Dalam pemaparannya, Dr. Rintoni membawa peserta menelusuri fondasi filosofis etika lingkungan hidup, mulai dari pertanyaan mendasar tentang hakikat manusia sebagai Homo Sapiens, Sentiens, Faber, dan Volens, hingga paradigma ekologi yang menempatkan alam bukan sekadar sebagai sumber daya, melainkan sebagai entitas yang memiliki nilai intrinsik. Materi yang disajikan mengintegrasikan tiga dimensi moral—pengetahuan moral, perasaan moral, dan perilaku moral—sebagai kerangka pembentukan karakter pro lingkungan yang utuh. Peserta diajak untuk memahami bahwa kepedulian terhadap alam bukan sekadar mengikuti regulasi, melainkan lahir dari kesadaran batin dan tanggung jawab eksistensial setiap individu.
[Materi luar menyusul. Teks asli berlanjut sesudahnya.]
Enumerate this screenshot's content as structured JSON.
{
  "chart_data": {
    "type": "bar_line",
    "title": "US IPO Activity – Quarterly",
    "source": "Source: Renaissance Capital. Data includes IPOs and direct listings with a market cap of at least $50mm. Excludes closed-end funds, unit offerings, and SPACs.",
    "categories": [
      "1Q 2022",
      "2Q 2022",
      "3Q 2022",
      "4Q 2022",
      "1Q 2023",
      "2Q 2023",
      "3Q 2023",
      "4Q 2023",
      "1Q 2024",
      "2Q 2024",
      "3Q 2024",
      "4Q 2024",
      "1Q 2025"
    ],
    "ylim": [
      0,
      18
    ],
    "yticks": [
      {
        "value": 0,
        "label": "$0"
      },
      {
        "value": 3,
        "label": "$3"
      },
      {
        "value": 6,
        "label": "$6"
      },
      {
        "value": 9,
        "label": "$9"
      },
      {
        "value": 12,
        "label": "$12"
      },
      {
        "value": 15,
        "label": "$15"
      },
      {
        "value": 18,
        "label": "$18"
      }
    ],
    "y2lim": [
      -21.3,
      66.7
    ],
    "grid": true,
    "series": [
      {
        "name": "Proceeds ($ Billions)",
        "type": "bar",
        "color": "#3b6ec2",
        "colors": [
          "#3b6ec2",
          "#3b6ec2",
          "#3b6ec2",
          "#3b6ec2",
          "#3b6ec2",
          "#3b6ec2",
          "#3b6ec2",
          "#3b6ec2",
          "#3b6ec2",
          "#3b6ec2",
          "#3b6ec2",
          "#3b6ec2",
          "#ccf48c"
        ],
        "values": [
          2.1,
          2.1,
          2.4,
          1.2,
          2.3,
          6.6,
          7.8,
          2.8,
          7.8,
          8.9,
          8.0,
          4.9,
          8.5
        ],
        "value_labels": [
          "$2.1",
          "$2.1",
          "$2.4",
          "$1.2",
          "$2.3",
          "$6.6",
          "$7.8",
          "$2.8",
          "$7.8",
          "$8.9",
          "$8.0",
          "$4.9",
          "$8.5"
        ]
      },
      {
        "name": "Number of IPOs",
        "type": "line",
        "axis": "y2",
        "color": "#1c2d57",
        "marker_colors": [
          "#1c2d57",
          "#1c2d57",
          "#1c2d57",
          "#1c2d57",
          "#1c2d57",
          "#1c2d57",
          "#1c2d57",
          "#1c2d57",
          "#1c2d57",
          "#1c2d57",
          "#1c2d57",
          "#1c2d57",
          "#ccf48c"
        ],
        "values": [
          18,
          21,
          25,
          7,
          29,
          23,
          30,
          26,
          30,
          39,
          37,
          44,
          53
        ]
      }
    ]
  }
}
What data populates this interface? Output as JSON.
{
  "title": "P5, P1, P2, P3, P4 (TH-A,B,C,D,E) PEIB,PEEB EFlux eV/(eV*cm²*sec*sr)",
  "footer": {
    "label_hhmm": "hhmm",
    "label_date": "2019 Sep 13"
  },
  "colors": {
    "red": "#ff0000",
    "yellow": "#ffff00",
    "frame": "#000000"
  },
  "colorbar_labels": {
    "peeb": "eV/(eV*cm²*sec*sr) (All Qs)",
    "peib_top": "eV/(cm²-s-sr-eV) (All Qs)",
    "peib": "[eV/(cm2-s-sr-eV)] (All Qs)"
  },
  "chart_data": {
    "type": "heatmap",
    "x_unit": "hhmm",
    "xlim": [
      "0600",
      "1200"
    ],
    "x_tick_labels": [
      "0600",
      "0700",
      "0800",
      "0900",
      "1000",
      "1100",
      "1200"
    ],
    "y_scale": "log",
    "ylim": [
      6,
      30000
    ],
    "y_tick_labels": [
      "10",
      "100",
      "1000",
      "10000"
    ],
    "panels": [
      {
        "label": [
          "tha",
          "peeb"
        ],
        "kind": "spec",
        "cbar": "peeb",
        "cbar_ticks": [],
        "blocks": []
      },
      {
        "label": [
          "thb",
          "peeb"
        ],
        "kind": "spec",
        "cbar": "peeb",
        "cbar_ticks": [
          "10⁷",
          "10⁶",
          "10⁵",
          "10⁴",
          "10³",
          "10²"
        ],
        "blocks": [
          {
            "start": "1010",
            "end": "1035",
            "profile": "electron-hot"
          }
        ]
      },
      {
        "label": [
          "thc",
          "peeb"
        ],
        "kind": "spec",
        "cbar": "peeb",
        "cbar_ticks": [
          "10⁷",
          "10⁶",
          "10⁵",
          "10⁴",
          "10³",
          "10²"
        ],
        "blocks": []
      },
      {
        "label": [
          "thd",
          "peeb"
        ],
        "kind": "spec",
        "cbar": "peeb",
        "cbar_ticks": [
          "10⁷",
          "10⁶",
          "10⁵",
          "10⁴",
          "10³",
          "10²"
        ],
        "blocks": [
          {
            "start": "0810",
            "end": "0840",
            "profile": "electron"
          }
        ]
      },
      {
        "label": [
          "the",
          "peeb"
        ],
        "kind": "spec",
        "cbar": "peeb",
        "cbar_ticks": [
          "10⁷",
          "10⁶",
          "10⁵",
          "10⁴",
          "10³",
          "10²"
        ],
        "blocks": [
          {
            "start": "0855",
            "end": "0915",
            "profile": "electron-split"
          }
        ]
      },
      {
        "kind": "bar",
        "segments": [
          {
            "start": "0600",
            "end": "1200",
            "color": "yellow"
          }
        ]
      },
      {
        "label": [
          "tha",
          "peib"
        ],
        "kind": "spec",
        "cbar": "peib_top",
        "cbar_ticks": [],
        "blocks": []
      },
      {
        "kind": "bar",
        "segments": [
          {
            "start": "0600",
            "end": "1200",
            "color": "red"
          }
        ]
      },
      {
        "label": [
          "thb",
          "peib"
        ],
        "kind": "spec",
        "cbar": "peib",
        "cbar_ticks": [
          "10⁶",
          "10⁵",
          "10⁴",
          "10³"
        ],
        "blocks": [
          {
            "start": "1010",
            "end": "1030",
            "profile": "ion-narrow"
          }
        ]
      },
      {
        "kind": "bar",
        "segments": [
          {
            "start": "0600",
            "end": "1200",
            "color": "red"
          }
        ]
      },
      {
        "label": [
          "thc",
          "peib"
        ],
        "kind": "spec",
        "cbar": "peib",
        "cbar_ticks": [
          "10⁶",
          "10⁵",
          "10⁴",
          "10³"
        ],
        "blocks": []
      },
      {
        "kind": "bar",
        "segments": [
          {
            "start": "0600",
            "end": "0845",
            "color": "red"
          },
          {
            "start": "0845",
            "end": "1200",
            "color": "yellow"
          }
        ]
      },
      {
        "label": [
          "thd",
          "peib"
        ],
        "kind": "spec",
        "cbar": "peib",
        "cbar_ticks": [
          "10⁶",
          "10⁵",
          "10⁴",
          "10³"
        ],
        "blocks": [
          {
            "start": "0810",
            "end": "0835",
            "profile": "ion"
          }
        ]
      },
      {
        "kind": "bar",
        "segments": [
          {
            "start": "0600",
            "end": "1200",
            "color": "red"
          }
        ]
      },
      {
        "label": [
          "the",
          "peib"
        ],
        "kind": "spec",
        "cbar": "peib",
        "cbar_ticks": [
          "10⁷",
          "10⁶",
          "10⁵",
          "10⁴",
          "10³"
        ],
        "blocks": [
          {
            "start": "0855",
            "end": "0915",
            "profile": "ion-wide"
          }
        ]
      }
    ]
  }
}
Kuliah tamu ini mendapat sambutan yang sangat antusias dari para peserta. Berdasarkan hasil evaluasi yang dikumpulkan pasca kegiatan, 90,7 persen responden menilai topik yang dibahas sangat relevan dengan kebutuhan akademik mereka, dengan rata-rata skor relevansi mencapai 5,77 dari skala 7. Kualitas penyampaian narasumber pun mendapat apresiasi tinggi, dengan rata-rata penilaian 4,49 dari skala 5. Lebih dari itu, sebanyak 86 persen peserta menyatakan merasa termotivasi untuk bertindak lebih etis dan lebih peduli terhadap lingkungan setelah mengikuti sesi ini—sebuah capaian afektif yang menjadi tujuan utama pendidikan etika sebagai mata kuliah umum.
Salah satu momen yang paling membekas bagi peserta adalah pembahasan mengenai hubungan antara krisis lingkungan dan krisis karakter manusia. Sebagaimana diungkapkan dalam sesi refleksi, banyak peserta menyadari bahwa akar dari berbagai kerusakan alam yang terjadi saat ini sesungguhnya bersumber dari egoisme dan lemahnya integritas moral, bukan semata-mata dari kegagalan teknologi atau kebijakan. Diskusi interaktif yang menyertakan pertanyaan-pertanyaan kritis dari peserta—mencakup isu kebijakan lingkungan, peran pendidikan, hingga etika kecerdasan buatan—turut memperkaya jalannya kuliah tamu dan memperluas cakupan pembahasan melampaui teks-teks akademik semata.
Kegiatan ini merupakan bagian dari komitmen institusi dalam mengintegrasikan kajian etika dan filsafat ke dalam pembentukan karakter mahasiswa di seluruh jenjang dan program studi. Dengan 95,3 persen peserta merekomendasikan agar kuliah tamu serupa diselenggarakan kembali, institusi berencana untuk memperluas tema pada pertemuan mendatang, termasuk mengangkat isu etika dalam pengembangan teknologi dan kecerdasan buatan—topik yang oleh para mahasiswa dinilai sebagai yang paling mendesak untuk didalami. Melalui forum-forum seperti ini, pendidikan etika diharapkan tidak berhenti pada tataran pengetahuan di ruang kelas, tetapi benar-benar menjelma menjadi orientasi hidup yang membentuk generasi akademisi yang berintegritas, bertanggung jawab, dan peduli terhadap keberlanjutan bumi (ICS – Yusuf S).